Ausländische Fachkräfte machen großen Bogen um Deutschland
Gunnar Sohn | 26.02.2008
Bonn/München – Die Anwerbung von Fachkräften aus dem Ausland erweist sich als Flop. Wie die Süddeutsche Zeitung (SZ) http://www.sueddeutsche.de berichtet, kamen im vergangenen Jahr nur 466 Hochqualifizierte nach Deutschland, zehn mehr als 2006. Der SZ liegen entsprechende Zahlen aus dem Bundesamt für Migration und Flüchtlinge http://www.bamf.de vor. Politiker der großen Koalition fordern jetzt eine Überprüfung des Zuwanderungsrechts. Lediglich bei den Selbständigen habe es einen Anstieg auf niedrigem Niveau von 2.370 (2006) auf 2.850 (2007) gegeben. Bei dieser Personengruppe hatte es eine Lockerung der Zuwanderungsbestimmungen gegeben.

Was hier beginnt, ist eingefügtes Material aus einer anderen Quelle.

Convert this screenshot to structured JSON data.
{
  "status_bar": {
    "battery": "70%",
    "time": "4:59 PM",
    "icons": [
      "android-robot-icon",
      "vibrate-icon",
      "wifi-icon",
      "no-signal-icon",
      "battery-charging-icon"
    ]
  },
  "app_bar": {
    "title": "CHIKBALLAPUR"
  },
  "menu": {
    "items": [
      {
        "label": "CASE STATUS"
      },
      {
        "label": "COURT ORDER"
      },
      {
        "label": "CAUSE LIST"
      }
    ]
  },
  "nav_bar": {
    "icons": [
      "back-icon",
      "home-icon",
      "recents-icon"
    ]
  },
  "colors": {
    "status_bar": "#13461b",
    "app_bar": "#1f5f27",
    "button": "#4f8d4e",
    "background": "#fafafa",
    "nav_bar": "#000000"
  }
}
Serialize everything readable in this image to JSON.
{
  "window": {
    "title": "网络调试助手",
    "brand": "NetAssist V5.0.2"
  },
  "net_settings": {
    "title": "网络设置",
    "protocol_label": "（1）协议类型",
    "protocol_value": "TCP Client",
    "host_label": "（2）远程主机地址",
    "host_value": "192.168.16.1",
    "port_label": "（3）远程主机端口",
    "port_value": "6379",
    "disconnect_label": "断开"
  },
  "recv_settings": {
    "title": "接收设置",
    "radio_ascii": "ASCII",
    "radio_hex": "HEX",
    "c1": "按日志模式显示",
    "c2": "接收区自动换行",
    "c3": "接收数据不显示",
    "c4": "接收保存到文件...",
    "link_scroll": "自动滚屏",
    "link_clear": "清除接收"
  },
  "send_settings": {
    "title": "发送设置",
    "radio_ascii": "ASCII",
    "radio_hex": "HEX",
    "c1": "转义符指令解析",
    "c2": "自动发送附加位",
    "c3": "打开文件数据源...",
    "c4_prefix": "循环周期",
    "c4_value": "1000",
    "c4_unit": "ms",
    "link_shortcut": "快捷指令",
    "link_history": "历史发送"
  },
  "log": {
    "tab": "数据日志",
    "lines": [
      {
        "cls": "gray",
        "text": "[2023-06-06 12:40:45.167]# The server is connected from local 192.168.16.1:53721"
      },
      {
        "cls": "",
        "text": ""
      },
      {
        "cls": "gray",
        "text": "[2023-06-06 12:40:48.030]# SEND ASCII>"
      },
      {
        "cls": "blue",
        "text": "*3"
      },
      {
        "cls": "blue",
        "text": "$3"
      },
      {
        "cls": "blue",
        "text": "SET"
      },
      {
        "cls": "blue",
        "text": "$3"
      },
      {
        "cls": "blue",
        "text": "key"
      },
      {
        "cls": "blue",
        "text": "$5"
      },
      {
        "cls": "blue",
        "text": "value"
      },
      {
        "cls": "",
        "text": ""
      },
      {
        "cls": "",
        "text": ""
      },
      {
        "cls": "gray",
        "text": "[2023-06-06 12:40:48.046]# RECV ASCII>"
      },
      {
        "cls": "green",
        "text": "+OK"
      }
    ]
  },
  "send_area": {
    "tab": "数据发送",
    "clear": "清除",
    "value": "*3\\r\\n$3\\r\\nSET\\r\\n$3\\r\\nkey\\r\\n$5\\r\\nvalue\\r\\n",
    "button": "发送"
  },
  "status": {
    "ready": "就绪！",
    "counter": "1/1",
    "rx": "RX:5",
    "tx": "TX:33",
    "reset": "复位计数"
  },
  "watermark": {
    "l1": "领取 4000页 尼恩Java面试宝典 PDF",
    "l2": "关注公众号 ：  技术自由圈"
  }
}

Viele Unternehmen halten den Fachkräftemangel angesichts der guten Wirtschaftslage für eine „Wachstumsbremse“. Nach einer Studie des Bundeswirtschaftsministeriums http://www.bmwi.de kostet das Fehlen von qualifiziertem Personal die deutsche Volkswirtschaft jedes Jahr bis zu 20 Milliarden Euro. Die Engpässe machen sich vor allem in technologischen Schlüsselbranchen wie Maschinenbau, Metall- und Elektroindustrie und Fahrzeugbau bemerkbar. „Man muss die Zahlen als Warnsignal sehen“, sagte der Präsident des Deutschen Instituts für Wirtschaftsforschung (DIW) http://www.diw.de, Klaus Zimmermann, gegenüber der SZ. Die große Koalition habe in der Frage der Zuwanderung versagt. Sie habe „alles getan, um das Image eines reservierten Landes aufrechtzuerhalten“.



„In Deutschland gibt es ein Vermittlungsproblem. Die Leute finden es unsinnig, Ausländer ins Land zu holen, während immer noch über drei Millionen Deutsche arbeitslos sind. Doch die Angst davor, dass die Zuwanderer ihnen die Jobs wegnehmen, ist völlig unbegründet. Wir brauchen keine Zuwanderung mehr wie damals, als wir die Gastarbeiter – eine sehr misslungene Wortschöpfung – nach Deutschland geholt haben. Wir brauchen ausländische Spitzenkräfte, die wir hierzulande nicht finden. Und wir müssen diesen Menschen und ihren Familien signalisieren: Wenn Ihr wollt, seid Ihr in Deutschland herzlich willkommen. Wir wollen nicht nur, dass Ihr hier arbeitet, sondern dass Ihr hier lebt und heimisch werdet. Nur mit positiven Botschaften können wir die Scheu der High Potentials überwinden, sich dauerhaft in Deutschland niederzulassen“, so der Personal- und Arbeitsmarktexperte Marc Emde von der KCP Personaldienstleistungsgesellschaft http://www.kirchconsult.de, der unter anderem polnische Ingenieure nach Deutschland vermittelt.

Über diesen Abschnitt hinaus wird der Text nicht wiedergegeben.